Insomma, l’uso del glifosate mette a disposizione cibo sicuro a prezzi accessibili, consente l’applicazione di pratiche colturali conservative, riduce gli interventi diserbanti e nel complesso ha perciò un impatto ambientale inferiore ad altre pratiche. Quindi la posizione del governo italiano sul glifosate, con un voto contrario al suo rinnovo in sede europea, finirà con l’avere conseguenze negative sull’ambiente non trascurabili, affossare le misure di agricoltura conservativa, mettere le aziende agricole in condizione di inferiorità competitiva rispetto ai concorrenti di altri Paesi.

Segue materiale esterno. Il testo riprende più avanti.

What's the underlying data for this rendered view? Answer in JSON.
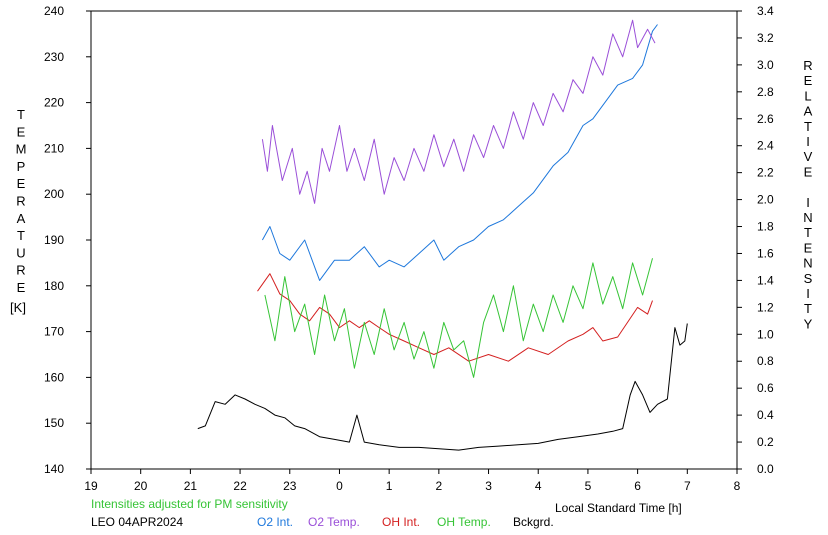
{
  "chart_data": {
    "type": "line",
    "left_axis_label_letters": [
      "T",
      "E",
      "M",
      "P",
      "E",
      "R",
      "A",
      "T",
      "U",
      "R",
      "E"
    ],
    "left_axis_unit": "[K]",
    "right_axis_label_letters": [
      "R",
      "E",
      "L",
      "A",
      "T",
      "I",
      "V",
      "E",
      "",
      "I",
      "N",
      "T",
      "E",
      "N",
      "S",
      "I",
      "T",
      "Y"
    ],
    "xlabel": "Local Standard Time [h]",
    "x_ticks": [
      "19",
      "20",
      "21",
      "22",
      "23",
      "0",
      "1",
      "2",
      "3",
      "4",
      "5",
      "6",
      "7",
      "8"
    ],
    "x_range": [
      19,
      32
    ],
    "y_left_ticks": [
      "140",
      "150",
      "160",
      "170",
      "180",
      "190",
      "200",
      "210",
      "220",
      "230",
      "240"
    ],
    "y_left_range": [
      140,
      240
    ],
    "y_right_ticks": [
      "0.0",
      "0.2",
      "0.4",
      "0.6",
      "0.8",
      "1.0",
      "1.2",
      "1.4",
      "1.6",
      "1.8",
      "2.0",
      "2.2",
      "2.4",
      "2.6",
      "2.8",
      "3.0",
      "3.2",
      "3.4"
    ],
    "y_right_range": [
      0.0,
      3.4
    ],
    "note": "Intensities adjusted for PM sensitivity",
    "station": "LEO 04APR2024",
    "legend_placement": "bottom",
    "series": [
      {
        "name": "O2 Int.",
        "color": "#1e78dc",
        "axis": "right",
        "points": [
          [
            22.45,
            1.7
          ],
          [
            22.6,
            1.8
          ],
          [
            22.8,
            1.6
          ],
          [
            23.0,
            1.55
          ],
          [
            23.3,
            1.7
          ],
          [
            23.6,
            1.4
          ],
          [
            23.9,
            1.55
          ],
          [
            24.2,
            1.55
          ],
          [
            24.5,
            1.65
          ],
          [
            24.8,
            1.5
          ],
          [
            25.0,
            1.55
          ],
          [
            25.3,
            1.5
          ],
          [
            25.6,
            1.6
          ],
          [
            25.9,
            1.7
          ],
          [
            26.1,
            1.55
          ],
          [
            26.4,
            1.65
          ],
          [
            26.7,
            1.7
          ],
          [
            27.0,
            1.8
          ],
          [
            27.3,
            1.85
          ],
          [
            27.6,
            1.95
          ],
          [
            27.9,
            2.05
          ],
          [
            28.1,
            2.15
          ],
          [
            28.3,
            2.25
          ],
          [
            28.6,
            2.35
          ],
          [
            28.9,
            2.55
          ],
          [
            29.1,
            2.6
          ],
          [
            29.4,
            2.75
          ],
          [
            29.6,
            2.85
          ],
          [
            29.9,
            2.9
          ],
          [
            30.1,
            3.0
          ],
          [
            30.3,
            3.25
          ],
          [
            30.4,
            3.3
          ]
        ]
      },
      {
        "name": "O2 Temp.",
        "color": "#9a4fd8",
        "axis": "left",
        "points": [
          [
            22.45,
            212
          ],
          [
            22.55,
            205
          ],
          [
            22.65,
            215
          ],
          [
            22.85,
            203
          ],
          [
            23.05,
            210
          ],
          [
            23.2,
            200
          ],
          [
            23.35,
            205
          ],
          [
            23.5,
            198
          ],
          [
            23.65,
            210
          ],
          [
            23.8,
            205
          ],
          [
            24.0,
            215
          ],
          [
            24.15,
            205
          ],
          [
            24.3,
            210
          ],
          [
            24.5,
            203
          ],
          [
            24.7,
            212
          ],
          [
            24.9,
            200
          ],
          [
            25.1,
            208
          ],
          [
            25.3,
            203
          ],
          [
            25.5,
            210
          ],
          [
            25.7,
            205
          ],
          [
            25.9,
            213
          ],
          [
            26.1,
            206
          ],
          [
            26.3,
            212
          ],
          [
            26.5,
            205
          ],
          [
            26.7,
            213
          ],
          [
            26.9,
            208
          ],
          [
            27.1,
            215
          ],
          [
            27.3,
            210
          ],
          [
            27.5,
            218
          ],
          [
            27.7,
            212
          ],
          [
            27.9,
            220
          ],
          [
            28.1,
            215
          ],
          [
            28.3,
            222
          ],
          [
            28.5,
            218
          ],
          [
            28.7,
            225
          ],
          [
            28.9,
            222
          ],
          [
            29.1,
            230
          ],
          [
            29.3,
            226
          ],
          [
            29.5,
            235
          ],
          [
            29.7,
            230
          ],
          [
            29.9,
            238
          ],
          [
            30.0,
            232
          ],
          [
            30.2,
            236
          ],
          [
            30.35,
            233
          ]
        ]
      },
      {
        "name": "OH Int.",
        "color": "#d42020",
        "axis": "right",
        "points": [
          [
            22.35,
            1.32
          ],
          [
            22.6,
            1.45
          ],
          [
            22.8,
            1.3
          ],
          [
            23.0,
            1.25
          ],
          [
            23.2,
            1.15
          ],
          [
            23.4,
            1.1
          ],
          [
            23.6,
            1.2
          ],
          [
            23.8,
            1.15
          ],
          [
            24.0,
            1.05
          ],
          [
            24.2,
            1.1
          ],
          [
            24.4,
            1.05
          ],
          [
            24.6,
            1.1
          ],
          [
            24.8,
            1.05
          ],
          [
            25.0,
            1.0
          ],
          [
            25.3,
            0.95
          ],
          [
            25.6,
            0.9
          ],
          [
            25.9,
            0.85
          ],
          [
            26.2,
            0.9
          ],
          [
            26.6,
            0.8
          ],
          [
            27.0,
            0.85
          ],
          [
            27.4,
            0.8
          ],
          [
            27.8,
            0.9
          ],
          [
            28.2,
            0.85
          ],
          [
            28.6,
            0.95
          ],
          [
            28.9,
            1.0
          ],
          [
            29.1,
            1.05
          ],
          [
            29.3,
            0.95
          ],
          [
            29.6,
            0.98
          ],
          [
            30.0,
            1.2
          ],
          [
            30.2,
            1.15
          ],
          [
            30.3,
            1.25
          ]
        ]
      },
      {
        "name": "OH Temp.",
        "color": "#36c436",
        "axis": "left",
        "points": [
          [
            22.5,
            178
          ],
          [
            22.7,
            168
          ],
          [
            22.9,
            182
          ],
          [
            23.1,
            170
          ],
          [
            23.3,
            176
          ],
          [
            23.5,
            165
          ],
          [
            23.7,
            178
          ],
          [
            23.9,
            168
          ],
          [
            24.1,
            175
          ],
          [
            24.3,
            162
          ],
          [
            24.5,
            172
          ],
          [
            24.7,
            165
          ],
          [
            24.9,
            175
          ],
          [
            25.1,
            166
          ],
          [
            25.3,
            172
          ],
          [
            25.5,
            164
          ],
          [
            25.7,
            170
          ],
          [
            25.9,
            162
          ],
          [
            26.1,
            172
          ],
          [
            26.3,
            166
          ],
          [
            26.5,
            168
          ],
          [
            26.7,
            160
          ],
          [
            26.9,
            172
          ],
          [
            27.1,
            178
          ],
          [
            27.3,
            170
          ],
          [
            27.5,
            180
          ],
          [
            27.7,
            168
          ],
          [
            27.9,
            176
          ],
          [
            28.1,
            170
          ],
          [
            28.3,
            178
          ],
          [
            28.5,
            172
          ],
          [
            28.7,
            180
          ],
          [
            28.9,
            175
          ],
          [
            29.1,
            185
          ],
          [
            29.3,
            176
          ],
          [
            29.5,
            182
          ],
          [
            29.7,
            175
          ],
          [
            29.9,
            185
          ],
          [
            30.1,
            178
          ],
          [
            30.3,
            186
          ]
        ]
      },
      {
        "name": "Bckgrd.",
        "color": "#000000",
        "axis": "right",
        "points": [
          [
            21.15,
            0.3
          ],
          [
            21.3,
            0.32
          ],
          [
            21.5,
            0.5
          ],
          [
            21.7,
            0.48
          ],
          [
            21.9,
            0.55
          ],
          [
            22.1,
            0.52
          ],
          [
            22.3,
            0.48
          ],
          [
            22.5,
            0.45
          ],
          [
            22.7,
            0.4
          ],
          [
            22.9,
            0.38
          ],
          [
            23.1,
            0.32
          ],
          [
            23.3,
            0.3
          ],
          [
            23.6,
            0.24
          ],
          [
            23.9,
            0.22
          ],
          [
            24.2,
            0.2
          ],
          [
            24.35,
            0.4
          ],
          [
            24.5,
            0.2
          ],
          [
            24.8,
            0.18
          ],
          [
            25.2,
            0.16
          ],
          [
            25.6,
            0.16
          ],
          [
            26.0,
            0.15
          ],
          [
            26.4,
            0.14
          ],
          [
            26.8,
            0.16
          ],
          [
            27.2,
            0.17
          ],
          [
            27.6,
            0.18
          ],
          [
            28.0,
            0.19
          ],
          [
            28.4,
            0.22
          ],
          [
            28.8,
            0.24
          ],
          [
            29.2,
            0.26
          ],
          [
            29.5,
            0.28
          ],
          [
            29.7,
            0.3
          ],
          [
            29.85,
            0.55
          ],
          [
            29.95,
            0.65
          ],
          [
            30.1,
            0.55
          ],
          [
            30.25,
            0.42
          ],
          [
            30.4,
            0.48
          ],
          [
            30.6,
            0.52
          ],
          [
            30.75,
            1.05
          ],
          [
            30.85,
            0.92
          ],
          [
            30.95,
            0.95
          ],
          [
            31.0,
            1.08
          ]
        ]
      }
    ]
  }
}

Ma la cosa più grave è che questo controsenso non ha motivo di esistere. IARC è l’unica Agenzia ad aver deciso per una classificazione di pericolosità per questa molecola, inserendola nella categoria dei “probabili cancerogeni”, insieme a carne rossa, mate (se sopra i 65°C) e fumi di frittura, fra gli altri. Bisogna capire però come funziona il processo di valutazione di IARC, che non tiene conto del rischio, motivo per cui non ci preoccupiamo di mangiare con una certa frequenza costate e arrosti. Va anche detto che IARC, a differenza delle altre Agenzie, non ha preso in considerazione tutti gli studi a disposizione.

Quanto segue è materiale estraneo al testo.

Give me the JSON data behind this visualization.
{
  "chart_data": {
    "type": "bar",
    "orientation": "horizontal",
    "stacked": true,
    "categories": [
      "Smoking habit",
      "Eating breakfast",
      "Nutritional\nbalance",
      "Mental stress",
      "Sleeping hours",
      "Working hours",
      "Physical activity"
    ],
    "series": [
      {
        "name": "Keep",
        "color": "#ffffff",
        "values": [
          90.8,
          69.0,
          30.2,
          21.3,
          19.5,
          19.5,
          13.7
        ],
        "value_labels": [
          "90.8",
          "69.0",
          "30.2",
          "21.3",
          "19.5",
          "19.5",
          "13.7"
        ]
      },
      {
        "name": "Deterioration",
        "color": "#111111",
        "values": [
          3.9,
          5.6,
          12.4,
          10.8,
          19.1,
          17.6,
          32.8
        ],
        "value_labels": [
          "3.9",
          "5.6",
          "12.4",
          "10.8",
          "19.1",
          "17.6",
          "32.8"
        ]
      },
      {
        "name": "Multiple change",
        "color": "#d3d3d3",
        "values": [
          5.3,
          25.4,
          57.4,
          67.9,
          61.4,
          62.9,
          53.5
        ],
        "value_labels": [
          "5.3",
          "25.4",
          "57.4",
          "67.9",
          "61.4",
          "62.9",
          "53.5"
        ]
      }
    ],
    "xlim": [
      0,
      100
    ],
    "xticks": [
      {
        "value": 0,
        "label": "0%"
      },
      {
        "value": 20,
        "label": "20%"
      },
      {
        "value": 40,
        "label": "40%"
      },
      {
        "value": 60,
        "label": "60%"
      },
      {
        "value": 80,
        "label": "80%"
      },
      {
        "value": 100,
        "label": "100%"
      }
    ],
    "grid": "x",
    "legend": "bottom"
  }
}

Andrebbe infine considerato e adeguatamente valutato nel raccontare la terribile parabola discendente di questo diserbante altrimenti molto fortunato, che il consulente esterno speciale del gruppo glifosate dello IARC, Christopher Portier, firmava negli stessi giorni in cui lavorava per IARC un ricco contratto con due studi legali che stavano preparando una azione contro Monsanto. Un grave conflitto di interessi, che mina la credibilità della sua consulenza all’Agenzia, considerando anche che Portier, per sua stessa ammissione, non aveva alcuna esperienza sul glifosate.

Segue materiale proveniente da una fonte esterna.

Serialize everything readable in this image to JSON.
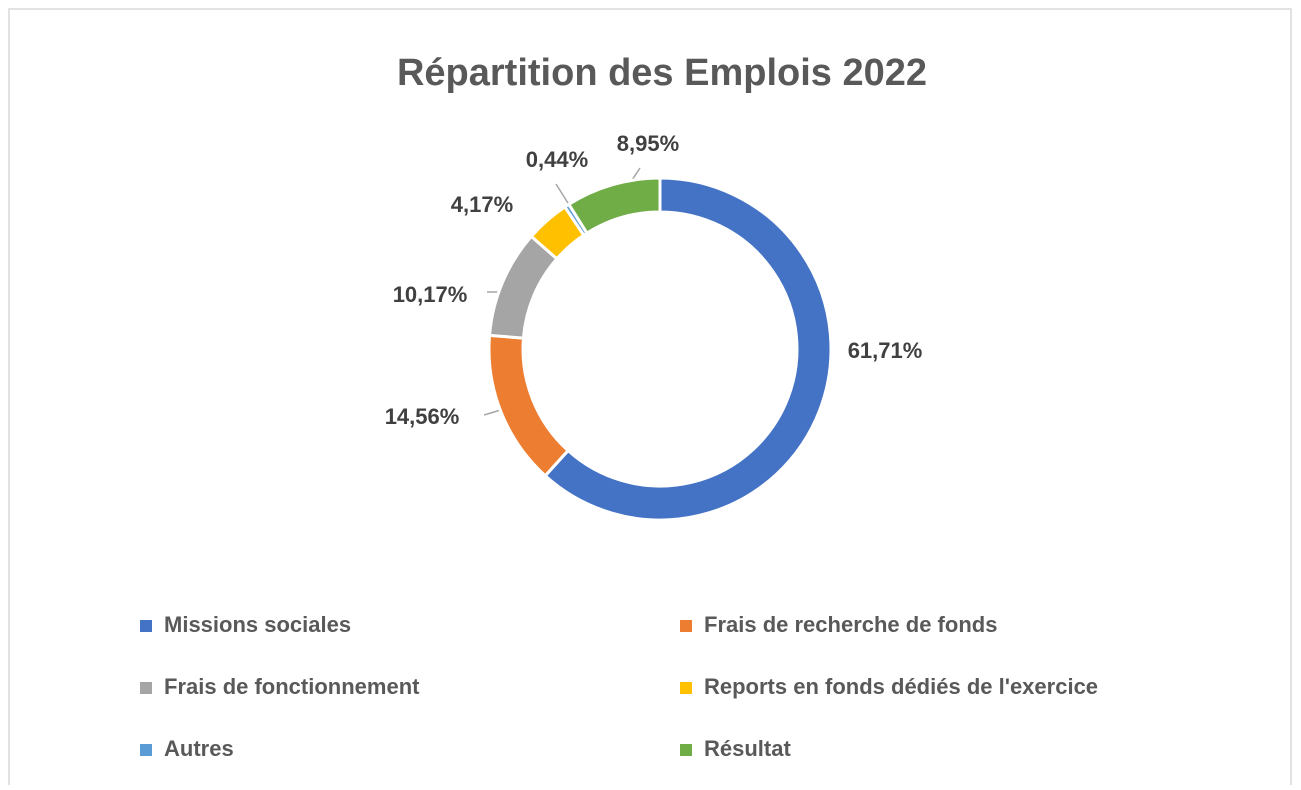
{
  "chart_data": {
    "type": "donut",
    "title": "Répartition des Emplois 2022",
    "categories": [
      "Missions sociales",
      "Frais de recherche de fonds",
      "Frais de fonctionnement",
      "Reports en fonds dédiés de l'exercice",
      "Autres",
      "Résultat"
    ],
    "values": [
      61.71,
      14.56,
      10.17,
      4.17,
      0.44,
      8.95
    ],
    "value_labels": [
      "61,71%",
      "14,56%",
      "10,17%",
      "4,17%",
      "0,44%",
      "8,95%"
    ],
    "colors": [
      "#4472c4",
      "#ed7d31",
      "#a5a5a5",
      "#ffc000",
      "#5b9bd5",
      "#70ad47"
    ],
    "legend": "bottom"
  }
}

Il prodotto è stato sottoposto a controllo da diversi enti e agenzie e tutte, tranne una, lo hanno giudicato sicuro: Efsa nel 2015 e ancora nel settembre scorso, quando ha concluso che non esistono prove che il glifosate sia un interferente endocrino; FAO e OMS nel 2016 lo hanno giudicato non cancerogeno sulla base della letteratura scientifica a disposizione; ECHA, l’agenzia Europea per le Sostanze Chimiche, è giunta alle stesse conclusioni nel 2017. E relativamente al sospetto che il glifosate possa causare il linfoma non-Hodgkin va perlomeno osservato che secondo dati dello statunitense National Cancer Institute dell’NIH il numero di nuovi casi di linfoma negli USA è stabile negli ultimi 10 anni, nonostante l’utilizzo di glifosate sia aumentato di 2,5 volte nello stesso periodo.

Ora però la politica decide, dopo averle interpellate, di non tenere in considerazione il parere di queste Agenzie. Il Ministro Martina ha scritto di aver deciso di votare no alla proposta della Commissione Europea seguendo il parere della scienza. Ma non è così: il parere era esattamente opposto. E’ un comportamento grave e pericoloso. Grave perché scredita il lavoro di Agenzie che sono al nostro servizio, che paghiamo noi cittadini europei; pericoloso perché avrà conseguenze anche in altri ambiti. Se si screditano le Agenzie europee, se si prendono decisioni non basate su evidenze scientifiche, si mina l’intero impianto normativo: chi può prevedere a cosa porterà un comportamento così irresponsabile?

Se la politica dà ad intendere che delle Agenzie che sono al nostro servizio non ci si può fidare, di chi si fideranno i cittadini? Il processo di valutazione è stato rigoroso e ha tenuto conto del rischio effettivo per operatori, consumatori e ambiente. Il sistema europeo di autorizzazione e controllo dei fitofarmaci è il più severo al mondo, pertanto se la Commissione Europea propone un rinnovo dell’autorizzazione per 10 anni il prodotto è da considerarsi sicuro.